E essa zoeira dentro da prisão

Crioulos empilhados no porão

De caravelas no alto mar

(Chico Buarque – Caravanas)

Em medida liminar concedida no dia 04/07/2019 no HC 172.136/SP, o Min. Celso de Mello acolheu pedido da Defensoria Pública do Estado de São Paulo para determinar à administração da penitenciária do Estado a garantia ao direito à saída da cela pelo período mínimo de 02 (duas) horas diárias para banho de sol às pessoas presas nos pavilhões de medida preventiva de segurança pessoal e disciplinar da penitenciária de Tacyan Menezes de Lucena, situada na cidade de Martinópolis/SP.

Chama especial atenção a adesão à tese de que o mínimo de horas indispensáveis de gozo de banho de sol aos presos considerados comuns é de 2 horas diárias, em analogia ao tempo previsto por lei para o banho de sol que deve ser garantido aos presos em Regime Disciplinar Diferenciado, nos termos do artigo 52, IV, da Lei de Execução Penal (mesmo após a redação conferida pela Lei 13.964/2019).

A mencionada tese, ora acolhida em sede liminar, é defendida há muito tempo pela Defensoria Pública dos Estados, vez que não são raras as ocasiões em que o tempo de banho de sol concedido aos presos considerados comuns é inferior a 2 horas, cuja justificativa sempre, ou quase sempre, atrela-se à necessidade de segurança pública e garantir o correto andamento da rotina penitenciária.

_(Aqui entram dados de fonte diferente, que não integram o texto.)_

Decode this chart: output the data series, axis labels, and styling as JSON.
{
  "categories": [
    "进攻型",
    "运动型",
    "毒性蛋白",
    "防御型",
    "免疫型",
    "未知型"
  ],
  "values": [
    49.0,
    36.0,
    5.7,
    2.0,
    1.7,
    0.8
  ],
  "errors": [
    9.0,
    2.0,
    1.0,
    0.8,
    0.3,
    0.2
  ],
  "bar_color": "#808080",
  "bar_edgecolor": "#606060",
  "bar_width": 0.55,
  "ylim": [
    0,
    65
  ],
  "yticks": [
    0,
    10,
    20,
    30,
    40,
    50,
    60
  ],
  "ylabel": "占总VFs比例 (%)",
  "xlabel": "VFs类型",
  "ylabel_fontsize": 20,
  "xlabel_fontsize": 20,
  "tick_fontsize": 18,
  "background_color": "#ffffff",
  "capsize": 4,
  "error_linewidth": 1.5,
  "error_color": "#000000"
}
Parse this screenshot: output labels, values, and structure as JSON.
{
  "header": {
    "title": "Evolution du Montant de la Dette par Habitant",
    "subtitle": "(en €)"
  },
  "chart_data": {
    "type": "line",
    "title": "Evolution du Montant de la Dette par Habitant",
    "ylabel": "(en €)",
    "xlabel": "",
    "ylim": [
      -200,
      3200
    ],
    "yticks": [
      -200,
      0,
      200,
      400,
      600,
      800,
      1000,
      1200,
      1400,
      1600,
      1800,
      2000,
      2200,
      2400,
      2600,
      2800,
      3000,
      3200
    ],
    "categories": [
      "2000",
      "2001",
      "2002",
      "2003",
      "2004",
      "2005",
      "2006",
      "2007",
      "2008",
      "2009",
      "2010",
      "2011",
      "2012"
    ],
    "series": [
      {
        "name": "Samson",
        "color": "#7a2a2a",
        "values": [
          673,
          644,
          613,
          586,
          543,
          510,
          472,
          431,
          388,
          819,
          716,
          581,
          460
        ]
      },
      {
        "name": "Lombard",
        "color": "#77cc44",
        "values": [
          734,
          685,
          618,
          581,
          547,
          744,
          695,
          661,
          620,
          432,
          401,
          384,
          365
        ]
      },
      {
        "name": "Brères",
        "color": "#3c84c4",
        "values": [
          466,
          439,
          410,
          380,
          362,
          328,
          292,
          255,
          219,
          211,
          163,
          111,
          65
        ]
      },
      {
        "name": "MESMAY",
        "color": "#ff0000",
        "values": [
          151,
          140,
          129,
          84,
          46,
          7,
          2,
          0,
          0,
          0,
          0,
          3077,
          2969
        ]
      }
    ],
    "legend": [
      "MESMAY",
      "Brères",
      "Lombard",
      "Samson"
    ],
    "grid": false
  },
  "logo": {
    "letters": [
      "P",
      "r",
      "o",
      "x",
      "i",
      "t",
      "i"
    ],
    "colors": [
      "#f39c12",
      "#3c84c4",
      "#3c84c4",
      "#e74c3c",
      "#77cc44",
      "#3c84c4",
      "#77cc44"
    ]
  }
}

Aliás, foram os motivos pelos quais o STJ, no HC 269.265/SP, concluiu pela não concessão da ordem, dando origem ao habeas corpus julgado pelo Ministro Celso de Mello.

Outrossim, ainda que o cidadão preso esteja impedido de gozar da liberdade, a restrição não atinge determinados direitos que lhe são garantidos pela legislação (ROIG, 2017, pag. 129), dentre eles o direito de gozar de tempo para trabalho, descanso e recreação, de exercer atividades profissionais, intelectuais, artísticas e desportivas, de gozar de assistência religiosa e social (Lei 7.210/84, art. 41, inc, V, VI, e VII), medidas quais são garantidas para resguardar reinserção social do apenado em cumprimento de pena, ou até mesmo àquele que está preso preventivamente.

Diante desta ótica, apesar da teoria da transcendência dos motivos determinantes preconizar que ao poder Judiciário a observância aos motivos dos atos judiciais não é imperativa (STF, AgR. Rcl. 22418, public. 09/05/2017), revela-se cuidar-se de tema ímpar de sobremaneira importância e notavelmente aplicável a todos os presos do Brasil, pois, certamente, em muitas Unidades Prisionais, cadeias públicas, mini presídios etc. espalhados pelo país os presos são privados do mínimo de tempo dos banhos de sol, conforme revelado em estudo de Rangel e Bicalho (2017, pag. 473-483), fato este que por certo corrobora com o agravamento de doenças de pele, doenças psicológicas, nutricionais (relativos à falta de vitamina D) (HOLICK, 2008) e outros malefícios decorrentes da prisão celular. 

Para além dos problemas de saúde impulsionados pela privação do sol, o período de banho de sol representa o breve momento diário em que os presos podem exercer suas habilidades sociais, esportivas, culturais e religiosas, pois durante este curto período os internos podem realizar as mais diversas atividades autorizadas fora de suas celas.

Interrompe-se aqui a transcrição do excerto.